「次世代住宅ポイント」の怪

2月に自宅のリフォームをしたら、居間とダイニングの窓枠とガラスを断熱仕様に交換したおまけとして「次世代住宅ポイント」なるものが付与された。10万ポイントつまり10万円分が何かの商品と交換できるという一昔前の「エコポイント」と同じシステムである。
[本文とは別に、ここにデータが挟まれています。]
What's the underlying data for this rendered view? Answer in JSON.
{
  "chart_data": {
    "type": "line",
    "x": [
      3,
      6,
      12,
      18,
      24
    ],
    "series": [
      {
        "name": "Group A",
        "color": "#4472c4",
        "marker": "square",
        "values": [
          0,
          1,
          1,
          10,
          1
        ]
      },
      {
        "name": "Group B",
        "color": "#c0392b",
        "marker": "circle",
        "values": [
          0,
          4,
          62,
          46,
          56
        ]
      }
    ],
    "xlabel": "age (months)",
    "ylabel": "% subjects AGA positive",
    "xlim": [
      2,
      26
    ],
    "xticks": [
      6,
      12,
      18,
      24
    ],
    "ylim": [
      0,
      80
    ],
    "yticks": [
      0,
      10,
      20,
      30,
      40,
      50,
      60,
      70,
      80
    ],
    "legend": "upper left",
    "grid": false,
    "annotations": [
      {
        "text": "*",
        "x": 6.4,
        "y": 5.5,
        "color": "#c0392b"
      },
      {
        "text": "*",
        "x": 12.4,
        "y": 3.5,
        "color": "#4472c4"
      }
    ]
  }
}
どのようなものと交換できるのか調べてみると、交換のためのHPが複数共存していることがわかった。それぞれ交換商品もたくさんある。しつこいようだが「毎日が日曜日」なのであちこち見て回った。しばらくネットサーフィン(懐かしい言葉!)していると妙なことに気がついた。交換比率が良くないのである。1ポイントが1円ではない。さらに、同じ商品でもHPによって必要ポイントが違っている。一例を挙げると、マキタのインバーター発電機が次世代住宅ポイントのHPでは30万5千ポイントで交換と載っているが、同じものがアマゾンでは17万9千円で買え、ヨドバシでは14万1千円で買える。一番安い業者のHPでは13万2千円で販売されているのである。アルコールは公定価格かと思ったら、楽天市場で4699円で売られているアサヒのスーパードライ(350ミリ24本)が次世代住宅ポイントでは7千ポイントとなっている。次世代住宅ポイントの交換比率の悪いこと!
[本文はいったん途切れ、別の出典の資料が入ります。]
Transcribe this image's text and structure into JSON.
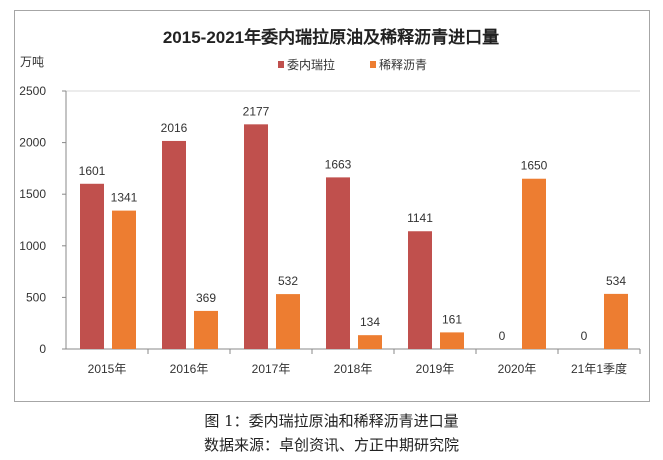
{
  "chart_data": {
    "type": "bar",
    "title": "2015-2021年委内瑞拉原油及稀释沥青进口量",
    "ylabel": "万吨",
    "xlabel": "",
    "ylim": [
      0,
      2500
    ],
    "yticks": [
      0,
      500,
      1000,
      1500,
      2000,
      2500
    ],
    "categories": [
      "2015年",
      "2016年",
      "2017年",
      "2018年",
      "2019年",
      "2020年",
      "21年1季度"
    ],
    "series": [
      {
        "name": "委内瑞拉",
        "color": "#C0504D",
        "values": [
          1601,
          2016,
          2177,
          1663,
          1141,
          0,
          0
        ]
      },
      {
        "name": "稀释沥青",
        "color": "#ED7D31",
        "values": [
          1341,
          369,
          532,
          134,
          161,
          1650,
          534
        ]
      }
    ],
    "legend": "top-center",
    "grid": false
  },
  "caption": {
    "line1": "图 1：委内瑞拉原油和稀释沥青进口量",
    "line2": "数据来源：卓创资讯、方正中期研究院"
  }
}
ふるさと納税の返礼品に原価率30%の制約が付いているということは知っているが、この次世代住宅ポイントにそのような制約があるとはどこにも書いてない。もしも交換率が自由に設定できるのだとすると、この制度で商品を提供することを認められた業者は、場合によっては「濡れ手で粟」のもうけを手にすることができることになる。そんなことが許されるのか?
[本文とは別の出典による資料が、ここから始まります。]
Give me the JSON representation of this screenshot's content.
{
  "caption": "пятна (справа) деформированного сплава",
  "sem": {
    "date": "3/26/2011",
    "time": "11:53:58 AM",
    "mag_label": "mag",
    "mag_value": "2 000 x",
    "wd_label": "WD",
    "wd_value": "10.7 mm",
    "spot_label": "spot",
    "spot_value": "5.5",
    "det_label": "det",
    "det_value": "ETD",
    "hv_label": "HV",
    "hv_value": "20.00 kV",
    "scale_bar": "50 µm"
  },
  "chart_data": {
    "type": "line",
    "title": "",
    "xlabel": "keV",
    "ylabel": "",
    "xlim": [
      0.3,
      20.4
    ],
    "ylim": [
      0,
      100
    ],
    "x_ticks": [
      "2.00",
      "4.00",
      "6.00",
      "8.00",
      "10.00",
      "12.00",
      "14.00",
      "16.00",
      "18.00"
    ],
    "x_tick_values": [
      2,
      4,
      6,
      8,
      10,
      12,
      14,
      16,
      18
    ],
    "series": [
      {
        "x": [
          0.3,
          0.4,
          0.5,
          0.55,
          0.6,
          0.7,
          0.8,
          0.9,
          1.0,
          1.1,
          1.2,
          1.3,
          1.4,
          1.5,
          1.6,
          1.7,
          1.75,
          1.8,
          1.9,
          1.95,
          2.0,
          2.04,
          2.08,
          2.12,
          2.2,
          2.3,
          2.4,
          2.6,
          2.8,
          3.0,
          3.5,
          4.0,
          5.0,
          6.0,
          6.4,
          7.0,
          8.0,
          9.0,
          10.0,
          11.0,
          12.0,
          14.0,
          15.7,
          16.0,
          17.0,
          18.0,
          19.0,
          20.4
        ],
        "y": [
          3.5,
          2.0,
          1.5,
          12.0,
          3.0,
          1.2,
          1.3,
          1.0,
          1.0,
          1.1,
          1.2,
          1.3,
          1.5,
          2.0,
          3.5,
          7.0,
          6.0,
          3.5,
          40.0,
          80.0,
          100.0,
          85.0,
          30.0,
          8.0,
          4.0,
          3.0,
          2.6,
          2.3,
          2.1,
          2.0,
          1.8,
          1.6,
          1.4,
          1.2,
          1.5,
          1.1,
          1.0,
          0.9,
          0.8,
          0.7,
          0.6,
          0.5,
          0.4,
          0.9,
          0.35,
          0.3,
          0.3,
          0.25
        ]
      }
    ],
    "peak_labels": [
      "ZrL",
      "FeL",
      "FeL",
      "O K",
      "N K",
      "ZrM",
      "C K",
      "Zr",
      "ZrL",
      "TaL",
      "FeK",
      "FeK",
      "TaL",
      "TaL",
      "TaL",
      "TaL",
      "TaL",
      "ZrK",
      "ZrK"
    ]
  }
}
この次世代住宅ポイント制度には1300億円の予算が組まれたそうだが、交換率のカラクリで400〜600億円が消えてしまう勘定になる。その消えた分を手にしているのは誰なのか?商品を提供している業者?ポータルサイトを運営している会社?いずれにせよ、交付されるポイントの一部がが額面通りに通用するのではないことは明らかであり、この制度に群がる人たちの誰かを潤しているのではないか、とふと思ったのである。

4月30日に細立した補正予算の議論では10万円を配ることに注目が集まっていたが、「お魚券」や「お肉券」は消えたものの「Go to キャンペーン」が残ったことに注目し続ける必要があると感じた。